= Barbara E. Jones =

Canadian neuroscientist

Barbara E. Jones (Dec 19, 1944 - July 22, 2022) was an American-Canadian neuroscientist whose research concerns the chemical and neurological basis for the circadian alternation between sleep and wakefulness. Jones has been described as "a central contributor to our understanding of the brain basis of REM sleep". She was a professor emerita in the McGill University Department of Neurology and Neurosurgery, associated with the Montreal Neurological Institute and Hospital.

==Education and career==
Jones was a student at the University of Delaware, earning a bachelor's degree in psychology in 1966, a master's degree in physiological psychology in 1969, and a Ph.D. in physiological psychology in 1971.

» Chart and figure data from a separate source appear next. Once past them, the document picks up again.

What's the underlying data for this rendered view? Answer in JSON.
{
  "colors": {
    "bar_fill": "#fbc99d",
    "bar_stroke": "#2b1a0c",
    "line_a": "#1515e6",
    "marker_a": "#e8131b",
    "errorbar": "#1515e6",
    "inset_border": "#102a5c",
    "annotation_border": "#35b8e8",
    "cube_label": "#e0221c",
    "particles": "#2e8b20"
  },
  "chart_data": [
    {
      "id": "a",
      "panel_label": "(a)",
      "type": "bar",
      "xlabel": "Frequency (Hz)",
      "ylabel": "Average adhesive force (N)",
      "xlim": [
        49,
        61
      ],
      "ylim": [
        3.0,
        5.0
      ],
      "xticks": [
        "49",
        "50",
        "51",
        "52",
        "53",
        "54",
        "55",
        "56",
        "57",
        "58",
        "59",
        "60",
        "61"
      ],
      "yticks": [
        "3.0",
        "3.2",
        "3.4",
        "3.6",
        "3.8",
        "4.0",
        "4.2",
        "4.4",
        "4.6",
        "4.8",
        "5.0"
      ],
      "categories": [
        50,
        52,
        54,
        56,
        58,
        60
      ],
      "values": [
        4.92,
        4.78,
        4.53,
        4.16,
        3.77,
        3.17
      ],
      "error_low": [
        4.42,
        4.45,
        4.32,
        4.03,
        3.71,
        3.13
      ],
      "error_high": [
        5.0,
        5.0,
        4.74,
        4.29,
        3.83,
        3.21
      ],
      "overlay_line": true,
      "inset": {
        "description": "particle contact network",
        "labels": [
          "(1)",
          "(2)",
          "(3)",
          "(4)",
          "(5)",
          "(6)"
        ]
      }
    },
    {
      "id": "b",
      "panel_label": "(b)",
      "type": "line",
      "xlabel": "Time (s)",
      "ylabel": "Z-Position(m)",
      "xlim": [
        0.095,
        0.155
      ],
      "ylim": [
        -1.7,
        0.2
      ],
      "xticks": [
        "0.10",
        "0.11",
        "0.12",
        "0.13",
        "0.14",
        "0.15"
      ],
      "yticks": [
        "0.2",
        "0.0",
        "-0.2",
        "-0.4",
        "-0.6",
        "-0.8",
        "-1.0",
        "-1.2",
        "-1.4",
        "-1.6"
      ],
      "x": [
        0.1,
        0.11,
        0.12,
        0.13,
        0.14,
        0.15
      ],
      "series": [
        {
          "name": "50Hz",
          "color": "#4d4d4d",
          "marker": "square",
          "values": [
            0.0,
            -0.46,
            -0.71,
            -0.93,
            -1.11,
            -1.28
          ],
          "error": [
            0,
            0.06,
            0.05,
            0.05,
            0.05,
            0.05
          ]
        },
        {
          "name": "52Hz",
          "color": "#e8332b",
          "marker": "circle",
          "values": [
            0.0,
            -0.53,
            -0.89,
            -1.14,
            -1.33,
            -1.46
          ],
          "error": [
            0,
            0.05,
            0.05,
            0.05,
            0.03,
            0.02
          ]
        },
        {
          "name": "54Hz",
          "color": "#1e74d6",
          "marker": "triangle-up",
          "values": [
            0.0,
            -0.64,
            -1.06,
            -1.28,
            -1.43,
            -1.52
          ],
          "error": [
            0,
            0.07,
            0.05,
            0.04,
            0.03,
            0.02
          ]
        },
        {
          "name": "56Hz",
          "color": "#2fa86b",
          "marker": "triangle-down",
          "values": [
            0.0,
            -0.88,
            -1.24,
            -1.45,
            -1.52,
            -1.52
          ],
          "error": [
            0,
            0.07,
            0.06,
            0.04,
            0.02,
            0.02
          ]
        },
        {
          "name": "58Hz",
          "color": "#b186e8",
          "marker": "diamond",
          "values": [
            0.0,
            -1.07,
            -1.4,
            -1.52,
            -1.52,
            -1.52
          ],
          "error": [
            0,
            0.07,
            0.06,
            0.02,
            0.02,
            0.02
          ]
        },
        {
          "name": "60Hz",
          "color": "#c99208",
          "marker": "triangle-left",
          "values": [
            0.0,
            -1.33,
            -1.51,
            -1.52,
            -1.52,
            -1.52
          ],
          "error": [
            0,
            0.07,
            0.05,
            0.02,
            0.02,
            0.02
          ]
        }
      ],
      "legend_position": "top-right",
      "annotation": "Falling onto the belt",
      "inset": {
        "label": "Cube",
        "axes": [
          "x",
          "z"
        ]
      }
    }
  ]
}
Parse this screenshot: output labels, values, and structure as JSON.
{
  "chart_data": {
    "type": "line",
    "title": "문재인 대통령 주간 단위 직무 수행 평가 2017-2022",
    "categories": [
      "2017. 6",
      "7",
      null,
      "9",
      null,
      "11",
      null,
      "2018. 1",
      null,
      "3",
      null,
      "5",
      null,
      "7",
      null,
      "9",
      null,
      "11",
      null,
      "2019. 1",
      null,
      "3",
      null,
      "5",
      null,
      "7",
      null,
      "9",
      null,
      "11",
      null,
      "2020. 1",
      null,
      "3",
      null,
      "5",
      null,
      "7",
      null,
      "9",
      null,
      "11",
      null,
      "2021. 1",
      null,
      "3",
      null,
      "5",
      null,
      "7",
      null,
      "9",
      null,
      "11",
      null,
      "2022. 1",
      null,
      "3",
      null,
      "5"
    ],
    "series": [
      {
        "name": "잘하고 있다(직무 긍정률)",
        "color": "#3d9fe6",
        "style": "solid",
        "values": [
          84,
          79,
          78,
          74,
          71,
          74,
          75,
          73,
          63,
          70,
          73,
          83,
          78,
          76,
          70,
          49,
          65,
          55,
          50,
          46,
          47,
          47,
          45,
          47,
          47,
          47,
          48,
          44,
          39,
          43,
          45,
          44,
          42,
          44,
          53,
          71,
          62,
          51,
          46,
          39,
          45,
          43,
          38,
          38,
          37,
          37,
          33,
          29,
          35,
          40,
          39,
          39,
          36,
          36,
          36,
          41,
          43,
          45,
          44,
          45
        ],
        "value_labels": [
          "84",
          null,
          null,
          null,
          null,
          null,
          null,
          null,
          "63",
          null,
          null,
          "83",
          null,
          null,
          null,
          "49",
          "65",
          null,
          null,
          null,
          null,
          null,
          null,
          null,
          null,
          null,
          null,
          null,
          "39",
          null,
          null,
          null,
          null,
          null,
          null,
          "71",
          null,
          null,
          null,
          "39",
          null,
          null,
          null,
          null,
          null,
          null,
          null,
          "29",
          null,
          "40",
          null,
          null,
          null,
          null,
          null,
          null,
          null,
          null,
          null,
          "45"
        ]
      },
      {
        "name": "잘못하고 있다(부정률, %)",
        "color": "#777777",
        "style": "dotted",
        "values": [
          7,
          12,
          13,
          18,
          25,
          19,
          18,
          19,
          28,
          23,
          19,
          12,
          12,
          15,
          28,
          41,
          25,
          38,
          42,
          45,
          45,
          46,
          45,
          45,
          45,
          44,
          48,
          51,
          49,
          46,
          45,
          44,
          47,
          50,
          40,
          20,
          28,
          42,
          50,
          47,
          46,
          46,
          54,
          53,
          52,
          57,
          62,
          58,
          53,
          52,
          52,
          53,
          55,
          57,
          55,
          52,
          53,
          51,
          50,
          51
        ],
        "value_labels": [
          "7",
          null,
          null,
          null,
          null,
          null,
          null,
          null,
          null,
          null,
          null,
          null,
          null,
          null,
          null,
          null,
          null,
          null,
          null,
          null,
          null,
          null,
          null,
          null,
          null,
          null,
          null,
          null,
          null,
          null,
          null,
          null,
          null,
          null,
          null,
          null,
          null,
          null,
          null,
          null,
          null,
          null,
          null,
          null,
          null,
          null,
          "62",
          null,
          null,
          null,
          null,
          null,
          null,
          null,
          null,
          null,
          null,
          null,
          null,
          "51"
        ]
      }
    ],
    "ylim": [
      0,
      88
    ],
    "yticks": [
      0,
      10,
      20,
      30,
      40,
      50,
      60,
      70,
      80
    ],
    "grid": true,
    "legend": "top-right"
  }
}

She joined the McGill University faculty as a professor in the Department of Neurology and Neurosurgery at the Montreal Neurological Institute and Hospital in 1977. During her career, Jones studied how the brain generates waking and sleep states using immunohistochemical and neuroanatomical techniques combined with neurophysiological recording, and optogenetics. Amongst many important findings, Jones identified the modulatory action of cholinergic neurons on cortical activation, the influence of inhibitory GABA neurons on sleep states and the activity of hypocretins/orexins neurons as key regulators of waking and narcolepsy with cataplexy in humans and animals.

==Recognition==
Jones was elected as a Fellow of the Royal Society of Canada in 2010.

The Montreal Neurological Institute and Hospital held a symposium on sleep in 2021, in honour of Jones's career and retirement.